José Ovidio Copstein Waldemar (*)

Em 2016, se unidos, PT e PSOL teriam ido para o segundo turno contra Marchezan, em Porto Alegre. Em 2018, PT e PDT, mesmo unidos, não estariam no segundo turno estadual, numa eleição em que Bolsonaro ganhou de Haddad em Porto Alegre.

O primeiro ano do governo Bolsonaro tem sido um desastre para a população. O governo avança com uma política de terra arrasada, contida em certa medida pelo congresso e STF. Todos na esquerda concordam que vivemos numa situação excepcional. Porque então esta incapacidade da esquerda de se unir já no primeiro turno, aumentando as chances de ter um candidato progressista no segundo turno? Os mais antigos conhecem a brincadeira de que a esquerda só se une na prisão.

Hitler ganhou porque o Partido Socialista e o Comunista se dividiram. Na guerra civil espanhola, a desunião entre republicanos, comunistas e anarquistas facilitou a vitória de Franco. Mais recentemente, na França, pela primeira vez, não houve partido de esquerda no segundo turno. Se estivessem unidos, o PS e a Frente de Esquerda França Insubmissa teriam ido para o segundo turno como o partido mais votado. Nenhum dos dois partidos de esquerda quis ceder a cabeça de chapa para o outro. Chegamos ao ponto de ficar contentes quando forças tradicionais de centro-direita como Macron ganham de Le Pen, a “Bolsonaro” francesa. Atualmente, na Península Ibérica, temos governos progressistas porque lá a esquerda conseguiu fazer acordos eleitorais e programáticos.

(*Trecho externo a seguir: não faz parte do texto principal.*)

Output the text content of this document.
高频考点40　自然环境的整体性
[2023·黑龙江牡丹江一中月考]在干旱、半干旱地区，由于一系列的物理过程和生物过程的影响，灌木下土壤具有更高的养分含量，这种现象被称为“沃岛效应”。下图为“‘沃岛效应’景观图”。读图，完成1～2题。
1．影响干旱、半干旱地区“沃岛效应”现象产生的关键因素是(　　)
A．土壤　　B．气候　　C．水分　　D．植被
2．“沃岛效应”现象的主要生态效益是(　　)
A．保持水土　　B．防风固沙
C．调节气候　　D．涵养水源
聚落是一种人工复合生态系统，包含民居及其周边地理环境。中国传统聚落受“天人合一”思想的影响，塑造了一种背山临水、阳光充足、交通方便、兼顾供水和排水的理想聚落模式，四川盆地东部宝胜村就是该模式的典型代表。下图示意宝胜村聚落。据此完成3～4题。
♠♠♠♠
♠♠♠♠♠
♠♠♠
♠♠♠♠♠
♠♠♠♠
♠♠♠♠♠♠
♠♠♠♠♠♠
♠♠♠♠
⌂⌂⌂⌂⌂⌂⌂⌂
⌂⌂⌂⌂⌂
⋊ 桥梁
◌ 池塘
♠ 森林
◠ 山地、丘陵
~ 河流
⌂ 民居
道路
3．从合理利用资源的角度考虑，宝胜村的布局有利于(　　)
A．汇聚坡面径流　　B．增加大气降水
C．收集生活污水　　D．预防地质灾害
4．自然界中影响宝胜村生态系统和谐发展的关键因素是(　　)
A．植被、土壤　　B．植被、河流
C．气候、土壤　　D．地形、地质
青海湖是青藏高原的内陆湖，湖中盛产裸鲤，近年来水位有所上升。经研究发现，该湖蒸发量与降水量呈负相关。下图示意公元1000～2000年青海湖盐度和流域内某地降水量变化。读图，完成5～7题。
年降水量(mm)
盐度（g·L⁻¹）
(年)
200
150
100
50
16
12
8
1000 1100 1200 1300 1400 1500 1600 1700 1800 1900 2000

As eleições de 2020 são decisivas para preparar a presidencial de 2022. Para isso, soluções não convencionais são necessárias. Como entender que nossas lideranças não conseguem chegar a um acordo, sendo que está mais claro do que nunca que o principal adversário é a direita e a extrema-direita e não os demais partidos de esquerda?

Em Porto Alegre, existe uma longa história de conflito entre o PT e o PSOL. Muitas mágoas, ao longo de mais de uma década, levaram a uma desconfiança mútua, mesmo que muitas críticas que o PSOL fazia ao PT nacional eram as mesmas que o PT gaúcho também fazia ao “campo majoritário” petista. Em anos recentes, o PSOL cresceu em Porto Alegre e o PT diminuiu. Em 2016, Raul Pont teve 16% dos votos e Luciana Genro, 12%. Atualmente, o PSOL tem três vereadores e o PT tem quatro.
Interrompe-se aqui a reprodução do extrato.